At the conclusion of the answer, the judge asked if counsel had “any problem with that,” and the plaintiffs’ counsel registered no objection. The jury were then discharged for the day. Before the jury renewed deliberations on the next morning, the plaintiffs’ counsel again asked the judge to answer the jury’s question: “false.” The judge reminded counsel that, despite the judge’s invitation for comment, he had made no objection to the answer as given. The judge declined to instruct the jury further on the question, saying that to do so would confuse the jury. Giving the plaintiffs the benefit of the doubt
as to the timeliness of counsel’s objection, since the jury had not “retire[d] to consider its verdict” following the answer, Mass.R.Civ.P. 51(b), 365 Mass. 816 (1974), we conclude that there was no error.
The plaintiffs objected to the judge’s answer on the basis that it was confusing. The plaintiffs argue that the judge should have answered the question, “false,” with an explanation that a product’s unfitness may be established by its long-term effects. We think that the answer, read as a whole, see
Wilson
v.
Boston Redevelopment
Authy., 366 Mass. 588, 591 (1975), adequately and accurately informed the jury that (1) the critical time, on the evidence presented, of fitness was the time of the sale and (2) contemporaneous or subsequent odor
could be considered evidence of unfitness.

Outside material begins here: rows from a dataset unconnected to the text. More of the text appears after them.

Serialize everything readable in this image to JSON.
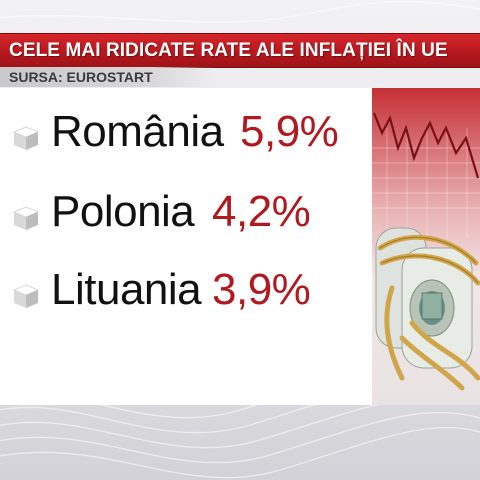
{
  "title": "CELE MAI RIDICATE RATE ALE INFLAȚIEI ÎN UE",
  "source": "SURSA: EUROSTART",
  "colors": {
    "title_bar": "#b3171d",
    "rate_text": "#b1191f",
    "country_text": "#111111"
  },
  "rows": [
    {
      "country": "România",
      "rate": "5,9%",
      "icon": "cube-bullet-icon"
    },
    {
      "country": "Polonia",
      "rate": "4,2%",
      "icon": "cube-bullet-icon"
    },
    {
      "country": "Lituania",
      "rate": "3,9%",
      "icon": "cube-bullet-icon"
    }
  ],
  "image": {
    "subject": "rolled-banknotes-tied-with-rope-icon"
  }
}
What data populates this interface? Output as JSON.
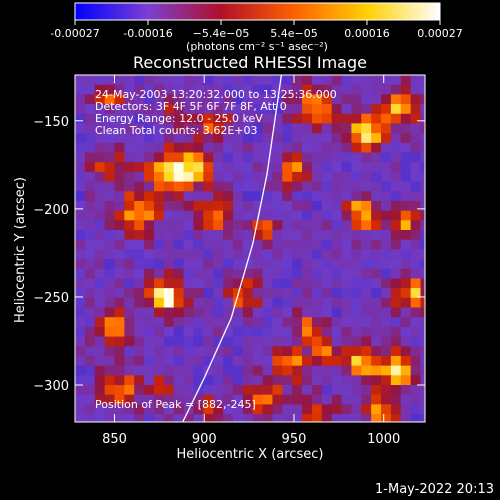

3. The plaintiffs argue that defense counsels’ closing arguments contained expressions of personal opinion which were improper and prejudicial. As the plaintiffs failed to object to those portions of the arguments, we decline to review the matter. See
Commonwealth
v.
Johnson,
374 Mass. 453, 458 (1978);
Torre
v.
Harris-Seybold Co., 9
Mass. App. Ct. 660, 666 n.3 (1980).
4. The plaintiffs present nothing in their arguments of error in the denial of their motion for a new trial which we have not addressed. There was no abuse of discretion in the denial.
Judgment affirmed.
Order denying motion for new trial affirmed.